The following code comes from a real-world example with a beginner Julia-programmer calculating the position vector for a scalar field. The second version with the array replaced by a tuple is about 10x faster. This is because in each loop iteration the array causes a memory allocation, which is avoided with the tuple.
function run_it_array()
nx, ny, nz = 100, 200, 300
x = Array{Float64}(undef, 3)
Δx = [3., 5., 2.]
for i=1:nx, j=1:ny, k=1:nz
@. x = [i,j,k] * Δx
end
end
function run_it_tuple()
nx, ny, nz = 100, 200, 300
x = Array{Float64}(undef, 3)
Δx = [3., 5., 2.]
for i=1:nx, j=1:ny, k=1:nz
@. x = (i,j,k) * Δx
end
end
The second is about 10x faster:
julia> @time run_it_array()
0.133853 seconds (6.00 M allocations: 457.764 MiB, 2.62% gc time)
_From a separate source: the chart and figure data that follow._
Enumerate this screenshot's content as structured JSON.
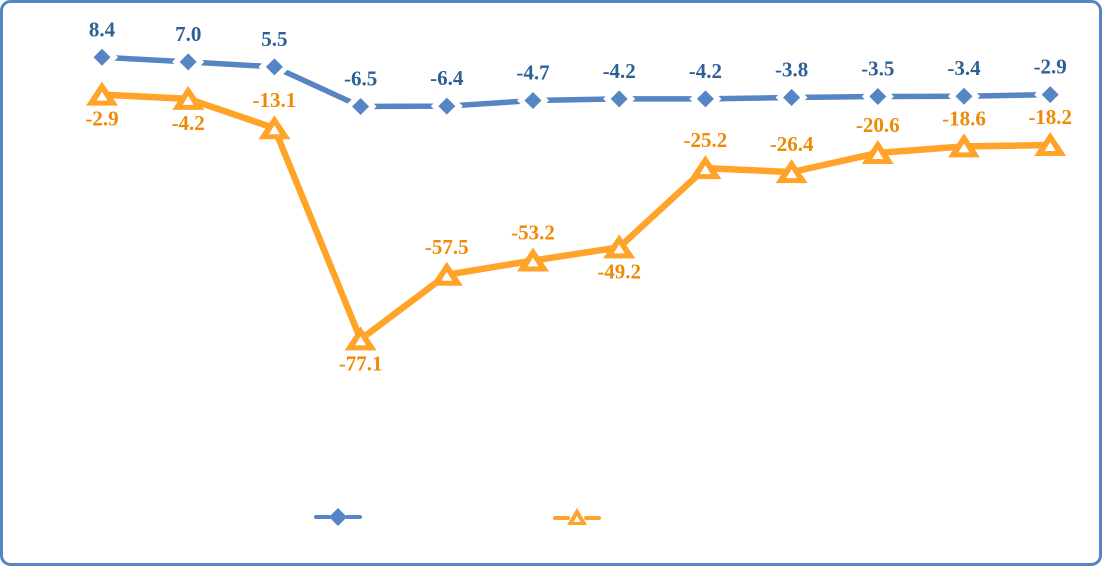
{
  "frame": {
    "border_color": "#5585C2",
    "background_color": "#FFFFFF"
  },
  "chart_data": {
    "type": "line",
    "title": "",
    "xlabel": "",
    "ylabel": "",
    "axes_visible": false,
    "grid": false,
    "point_count": 12,
    "marker_fill": "#FFFFFF",
    "series": [
      {
        "id": "blue-diamond",
        "marker": "diamond",
        "line_color": "#5585C2",
        "label_color": "#2E6096",
        "values": [
          8.4,
          7.0,
          5.5,
          -6.5,
          -6.4,
          -4.7,
          -4.2,
          -4.2,
          -3.8,
          -3.5,
          -3.4,
          -2.9
        ],
        "labels": [
          "8.4",
          "7.0",
          "5.5",
          "-6.5",
          "-6.4",
          "-4.7",
          "-4.2",
          "-4.2",
          "-3.8",
          "-3.5",
          "-3.4",
          "-2.9"
        ],
        "label_placement": [
          "above",
          "above",
          "above",
          "above",
          "above",
          "above",
          "above",
          "above",
          "above",
          "above",
          "above",
          "above"
        ]
      },
      {
        "id": "orange-triangle",
        "marker": "triangle-up",
        "line_color": "#FFA329",
        "label_color": "#EE8A06",
        "values": [
          -2.9,
          -4.2,
          -13.1,
          -77.1,
          -57.5,
          -53.2,
          -49.2,
          -25.2,
          -26.4,
          -20.6,
          -18.6,
          -18.2
        ],
        "labels": [
          "-2.9",
          "-4.2",
          "-13.1",
          "-77.1",
          "-57.5",
          "-53.2",
          "-49.2",
          "-25.2",
          "-26.4",
          "-20.6",
          "-18.6",
          "-18.2"
        ],
        "label_placement": [
          "below",
          "below",
          "above",
          "below",
          "above",
          "above",
          "below",
          "above",
          "above",
          "above",
          "above",
          "above"
        ]
      }
    ],
    "legend": {
      "position": "bottom-center",
      "entries": [
        {
          "series": "blue-diamond",
          "label": ""
        },
        {
          "series": "orange-triangle",
          "label": ""
        }
      ]
    }
  }
}
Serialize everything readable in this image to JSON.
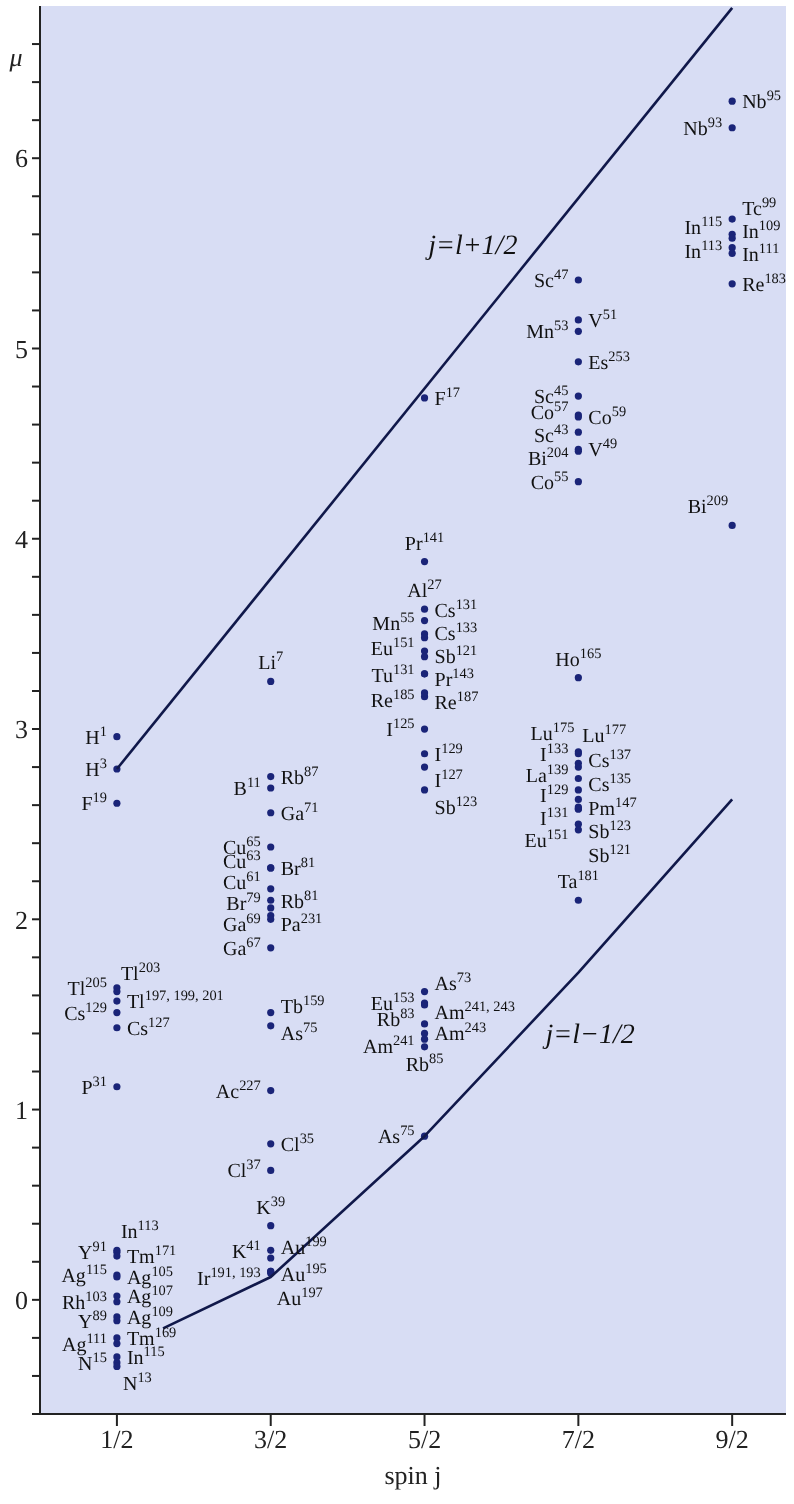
{
  "chart_data": {
    "type": "scatter",
    "xlabel": "spin j",
    "ylabel": "μ",
    "xlim": [
      0,
      4.85
    ],
    "ylim": [
      -0.6,
      6.8
    ],
    "xticks": [
      {
        "value": 0.5,
        "label": "1/2"
      },
      {
        "value": 1.5,
        "label": "3/2"
      },
      {
        "value": 2.5,
        "label": "5/2"
      },
      {
        "value": 3.5,
        "label": "7/2"
      },
      {
        "value": 4.5,
        "label": "9/2"
      }
    ],
    "yticks": [
      {
        "value": -0.6,
        "label": null
      },
      {
        "value": -0.4,
        "label": null
      },
      {
        "value": -0.2,
        "label": null
      },
      0,
      {
        "value": 0.2,
        "label": null
      },
      {
        "value": 0.4,
        "label": null
      },
      {
        "value": 0.6,
        "label": null
      },
      {
        "value": 0.8,
        "label": null
      },
      1,
      {
        "value": 1.2,
        "label": null
      },
      {
        "value": 1.4,
        "label": null
      },
      {
        "value": 1.6,
        "label": null
      },
      {
        "value": 1.8,
        "label": null
      },
      2,
      {
        "value": 2.2,
        "label": null
      },
      {
        "value": 2.4,
        "label": null
      },
      {
        "value": 2.6,
        "label": null
      },
      {
        "value": 2.8,
        "label": null
      },
      3,
      {
        "value": 3.2,
        "label": null
      },
      {
        "value": 3.4,
        "label": null
      },
      {
        "value": 3.6,
        "label": null
      },
      {
        "value": 3.8,
        "label": null
      },
      4,
      {
        "value": 4.2,
        "label": null
      },
      {
        "value": 4.4,
        "label": null
      },
      {
        "value": 4.6,
        "label": null
      },
      {
        "value": 4.8,
        "label": null
      },
      5,
      {
        "value": 5.2,
        "label": null
      },
      {
        "value": 5.4,
        "label": null
      },
      {
        "value": 5.6,
        "label": null
      },
      {
        "value": 5.8,
        "label": null
      },
      6,
      {
        "value": 6.2,
        "label": null
      },
      {
        "value": 6.4,
        "label": null
      },
      {
        "value": 6.6,
        "label": null
      }
    ],
    "grid": false,
    "legend": false,
    "marker": "circle",
    "series": [
      {
        "color": "#1a2478",
        "x": [
          0.5,
          0.5,
          0.5,
          0.5,
          0.5,
          0.5,
          0.5,
          0.5,
          0.5,
          0.5,
          0.5,
          0.5,
          0.5,
          0.5,
          0.5,
          0.5,
          0.5,
          0.5,
          0.5,
          0.5,
          0.5,
          0.5,
          0.5,
          1.5,
          1.5,
          1.5,
          1.5,
          1.5,
          1.5,
          1.5,
          1.5,
          1.5,
          1.5,
          1.5,
          1.5,
          1.5,
          1.5,
          1.5,
          1.5,
          1.5,
          1.5,
          1.5,
          1.5,
          1.5,
          1.5,
          1.5,
          1.5,
          2.5,
          2.5,
          2.5,
          2.5,
          2.5,
          2.5,
          2.5,
          2.5,
          2.5,
          2.5,
          2.5,
          2.5,
          2.5,
          2.5,
          2.5,
          2.5,
          2.5,
          2.5,
          2.5,
          2.5,
          2.5,
          2.5,
          2.5,
          2.5,
          3.5,
          3.5,
          3.5,
          3.5,
          3.5,
          3.5,
          3.5,
          3.5,
          3.5,
          3.5,
          3.5,
          3.5,
          3.5,
          3.5,
          3.5,
          3.5,
          3.5,
          3.5,
          3.5,
          3.5,
          3.5,
          3.5,
          3.5,
          3.5,
          3.5,
          4.5,
          4.5,
          4.5,
          4.5,
          4.5,
          4.5,
          4.5,
          4.5,
          4.5
        ],
        "values": [
          2.96,
          2.79,
          2.61,
          1.64,
          1.62,
          1.57,
          1.51,
          1.43,
          1.12,
          0.25,
          0.26,
          0.23,
          0.13,
          0.12,
          -0.01,
          0.02,
          -0.11,
          -0.09,
          -0.23,
          -0.2,
          -0.33,
          -0.3,
          -0.35,
          3.25,
          2.75,
          2.69,
          2.56,
          2.38,
          2.27,
          2.27,
          2.16,
          2.1,
          2.06,
          2.02,
          2,
          1.85,
          1.51,
          1.44,
          1.1,
          0.82,
          0.68,
          0.39,
          0.26,
          0.22,
          0.15,
          0.14,
          0.15,
          4.74,
          3.88,
          3.63,
          3.5,
          3.57,
          3.48,
          3.41,
          3.38,
          3.29,
          3.29,
          3.17,
          3.19,
          3,
          2.87,
          2.8,
          2.68,
          1.62,
          1.56,
          1.55,
          1.45,
          1.37,
          1.4,
          1.33,
          0.86,
          5.36,
          5.15,
          5.09,
          4.93,
          4.75,
          4.65,
          4.64,
          4.56,
          4.46,
          4.47,
          4.3,
          3.27,
          2.88,
          2.87,
          2.82,
          2.8,
          2.74,
          2.68,
          2.63,
          2.58,
          2.58,
          2.5,
          2.59,
          2.47,
          2.1,
          6.3,
          6.16,
          5.68,
          5.6,
          5.58,
          5.53,
          5.5,
          5.34,
          4.07
        ]
      },
      {
        "type": "line",
        "name": "j=l+1/2",
        "marker": "none",
        "color": "#10184a",
        "x": [
          0.5,
          4.5
        ],
        "values": [
          2.79,
          6.79
        ]
      },
      {
        "type": "line",
        "name": "j=l−1/2",
        "marker": "none",
        "color": "#10184a",
        "x": [
          0.8,
          1.5,
          2.5,
          3.5,
          4.5
        ],
        "values": [
          -0.15,
          0.12,
          0.86,
          1.72,
          2.63
        ]
      }
    ],
    "annotations": [
      {
        "text": "H$^{1}$",
        "x": 0.5,
        "y": 2.96
      },
      {
        "text": "H$^{3}$",
        "x": 0.5,
        "y": 2.79
      },
      {
        "text": "F$^{19}$",
        "x": 0.5,
        "y": 2.61
      },
      {
        "text": "Tl$^{205}$",
        "x": 0.5,
        "y": 1.64
      },
      {
        "text": "Tl$^{203}$",
        "x": 0.5,
        "y": 1.62
      },
      {
        "text": "Tl$^{197, 199, 201}$",
        "x": 0.5,
        "y": 1.57
      },
      {
        "text": "Cs$^{129}$",
        "x": 0.5,
        "y": 1.51
      },
      {
        "text": "Cs$^{127}$",
        "x": 0.5,
        "y": 1.43
      },
      {
        "text": "P$^{31}$",
        "x": 0.5,
        "y": 1.12
      },
      {
        "text": "Y$^{91}$",
        "x": 0.5,
        "y": 0.25
      },
      {
        "text": "In$^{113}$",
        "x": 0.5,
        "y": 0.26
      },
      {
        "text": "Tm$^{171}$",
        "x": 0.5,
        "y": 0.23
      },
      {
        "text": "Ag$^{115}$",
        "x": 0.5,
        "y": 0.13
      },
      {
        "text": "Ag$^{105}$",
        "x": 0.5,
        "y": 0.12
      },
      {
        "text": "Rh$^{103}$",
        "x": 0.5,
        "y": -0.01
      },
      {
        "text": "Ag$^{107}$",
        "x": 0.5,
        "y": 0.02
      },
      {
        "text": "Y$^{89}$",
        "x": 0.5,
        "y": -0.11
      },
      {
        "text": "Ag$^{109}$",
        "x": 0.5,
        "y": -0.09
      },
      {
        "text": "Ag$^{111}$",
        "x": 0.5,
        "y": -0.23
      },
      {
        "text": "Tm$^{169}$",
        "x": 0.5,
        "y": -0.2
      },
      {
        "text": "N$^{15}$",
        "x": 0.5,
        "y": -0.33
      },
      {
        "text": "In$^{115}$",
        "x": 0.5,
        "y": -0.3
      },
      {
        "text": "N$^{13}$",
        "x": 0.5,
        "y": -0.35
      },
      {
        "text": "Li$^{7}$",
        "x": 1.5,
        "y": 3.25
      },
      {
        "text": "Rb$^{87}$",
        "x": 1.5,
        "y": 2.75
      },
      {
        "text": "B$^{11}$",
        "x": 1.5,
        "y": 2.69
      },
      {
        "text": "Ga$^{71}$",
        "x": 1.5,
        "y": 2.56
      },
      {
        "text": "Cu$^{65}$",
        "x": 1.5,
        "y": 2.38
      },
      {
        "text": "Cu$^{63}$",
        "x": 1.5,
        "y": 2.27
      },
      {
        "text": "Br$^{81}$",
        "x": 1.5,
        "y": 2.27
      },
      {
        "text": "Cu$^{61}$",
        "x": 1.5,
        "y": 2.16
      },
      {
        "text": "Br$^{79}$",
        "x": 1.5,
        "y": 2.1
      },
      {
        "text": "Rb$^{81}$",
        "x": 1.5,
        "y": 2.06
      },
      {
        "text": "Ga$^{69}$",
        "x": 1.5,
        "y": 2.02
      },
      {
        "text": "Pa$^{231}$",
        "x": 1.5,
        "y": 2
      },
      {
        "text": "Ga$^{67}$",
        "x": 1.5,
        "y": 1.85
      },
      {
        "text": "Tb$^{159}$",
        "x": 1.5,
        "y": 1.51
      },
      {
        "text": "As$^{75}$",
        "x": 1.5,
        "y": 1.44
      },
      {
        "text": "Ac$^{227}$",
        "x": 1.5,
        "y": 1.1
      },
      {
        "text": "Cl$^{35}$",
        "x": 1.5,
        "y": 0.82
      },
      {
        "text": "Cl$^{37}$",
        "x": 1.5,
        "y": 0.68
      },
      {
        "text": "K$^{39}$",
        "x": 1.5,
        "y": 0.39
      },
      {
        "text": "Au$^{199}$",
        "x": 1.5,
        "y": 0.26
      },
      {
        "text": "K$^{41}$",
        "x": 1.5,
        "y": 0.22
      },
      {
        "text": "Ir$^{191, 193}$",
        "x": 1.5,
        "y": 0.15
      },
      {
        "text": "Au$^{197}$",
        "x": 1.5,
        "y": 0.14
      },
      {
        "text": "Au$^{195}$",
        "x": 1.5,
        "y": 0.15
      },
      {
        "text": "F$^{17}$",
        "x": 2.5,
        "y": 4.74
      },
      {
        "text": "Pr$^{141}$",
        "x": 2.5,
        "y": 3.88
      },
      {
        "text": "Al$^{27}$",
        "x": 2.5,
        "y": 3.63
      },
      {
        "text": "Mn$^{55}$",
        "x": 2.5,
        "y": 3.5
      },
      {
        "text": "Cs$^{131}$",
        "x": 2.5,
        "y": 3.57
      },
      {
        "text": "Cs$^{133}$",
        "x": 2.5,
        "y": 3.48
      },
      {
        "text": "Eu$^{151}$",
        "x": 2.5,
        "y": 3.41
      },
      {
        "text": "Sb$^{121}$",
        "x": 2.5,
        "y": 3.38
      },
      {
        "text": "Tu$^{131}$",
        "x": 2.5,
        "y": 3.29
      },
      {
        "text": "Pr$^{143}$",
        "x": 2.5,
        "y": 3.29
      },
      {
        "text": "Re$^{185}$",
        "x": 2.5,
        "y": 3.17
      },
      {
        "text": "Re$^{187}$",
        "x": 2.5,
        "y": 3.19
      },
      {
        "text": "I$^{125}$",
        "x": 2.5,
        "y": 3
      },
      {
        "text": "I$^{129}$",
        "x": 2.5,
        "y": 2.87
      },
      {
        "text": "I$^{127}$",
        "x": 2.5,
        "y": 2.8
      },
      {
        "text": "Sb$^{123}$",
        "x": 2.5,
        "y": 2.68
      },
      {
        "text": "As$^{73}$",
        "x": 2.5,
        "y": 1.62
      },
      {
        "text": "Eu$^{153}$",
        "x": 2.5,
        "y": 1.56
      },
      {
        "text": "Am$^{241, 243}$",
        "x": 2.5,
        "y": 1.55
      },
      {
        "text": "Rb$^{83}$",
        "x": 2.5,
        "y": 1.45
      },
      {
        "text": "Am$^{241}$",
        "x": 2.5,
        "y": 1.37
      },
      {
        "text": "Am$^{243}$",
        "x": 2.5,
        "y": 1.4
      },
      {
        "text": "Rb$^{85}$",
        "x": 2.5,
        "y": 1.33
      },
      {
        "text": "As$^{75}$",
        "x": 2.5,
        "y": 0.86
      },
      {
        "text": "Sc$^{47}$",
        "x": 3.5,
        "y": 5.36
      },
      {
        "text": "V$^{51}$",
        "x": 3.5,
        "y": 5.15
      },
      {
        "text": "Mn$^{53}$",
        "x": 3.5,
        "y": 5.09
      },
      {
        "text": "Es$^{253}$",
        "x": 3.5,
        "y": 4.93
      },
      {
        "text": "Sc$^{45}$",
        "x": 3.5,
        "y": 4.75
      },
      {
        "text": "Co$^{57}$",
        "x": 3.5,
        "y": 4.65
      },
      {
        "text": "Co$^{59}$",
        "x": 3.5,
        "y": 4.64
      },
      {
        "text": "Sc$^{43}$",
        "x": 3.5,
        "y": 4.56
      },
      {
        "text": "Bi$^{204}$",
        "x": 3.5,
        "y": 4.46
      },
      {
        "text": "V$^{49}$",
        "x": 3.5,
        "y": 4.47
      },
      {
        "text": "Co$^{55}$",
        "x": 3.5,
        "y": 4.3
      },
      {
        "text": "Ho$^{165}$",
        "x": 3.5,
        "y": 3.27
      },
      {
        "text": "Lu$^{175}$",
        "x": 3.5,
        "y": 2.88
      },
      {
        "text": "Lu$^{177}$",
        "x": 3.5,
        "y": 2.87
      },
      {
        "text": "I$^{133}$",
        "x": 3.5,
        "y": 2.82
      },
      {
        "text": "Cs$^{137}$",
        "x": 3.5,
        "y": 2.8
      },
      {
        "text": "La$^{139}$",
        "x": 3.5,
        "y": 2.74
      },
      {
        "text": "I$^{129}$",
        "x": 3.5,
        "y": 2.68
      },
      {
        "text": "Cs$^{135}$",
        "x": 3.5,
        "y": 2.63
      },
      {
        "text": "Eu$^{151}$",
        "x": 3.5,
        "y": 2.58
      },
      {
        "text": "I$^{131}$",
        "x": 3.5,
        "y": 2.58
      },
      {
        "text": "Sb$^{123}$",
        "x": 3.5,
        "y": 2.5
      },
      {
        "text": "Pm$^{147}$",
        "x": 3.5,
        "y": 2.59
      },
      {
        "text": "Sb$^{121}$",
        "x": 3.5,
        "y": 2.47
      },
      {
        "text": "Ta$^{181}$",
        "x": 3.5,
        "y": 2.1
      },
      {
        "text": "Nb$^{95}$",
        "x": 4.5,
        "y": 6.3
      },
      {
        "text": "Nb$^{93}$",
        "x": 4.5,
        "y": 6.16
      },
      {
        "text": "Tc$^{99}$",
        "x": 4.5,
        "y": 5.68
      },
      {
        "text": "In$^{115}$",
        "x": 4.5,
        "y": 5.6
      },
      {
        "text": "In$^{109}$",
        "x": 4.5,
        "y": 5.58
      },
      {
        "text": "In$^{113}$",
        "x": 4.5,
        "y": 5.53
      },
      {
        "text": "In$^{111}$",
        "x": 4.5,
        "y": 5.5
      },
      {
        "text": "Re$^{183}$",
        "x": 4.5,
        "y": 5.34
      },
      {
        "text": "Bi$^{209}$",
        "x": 4.5,
        "y": 4.07
      }
    ]
  }
}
julia> @time run_it_tuple()
0.014502 seconds (2 allocations: 160 bytes)
From a non-computer-science perspective this feels like nuts… “This one weird trick will speed up your code 10x…” (Sorry for the sarcasm; I’m just translating the real-world experience. It gives vibes of the 90s when people were sharing their weirdest C-code pointer-magic.)
So my question: Should Julia be able to optimize the array version? Going one step further, should Julia even be able to pre-allocate x
on its own without requiring the programmer to do it?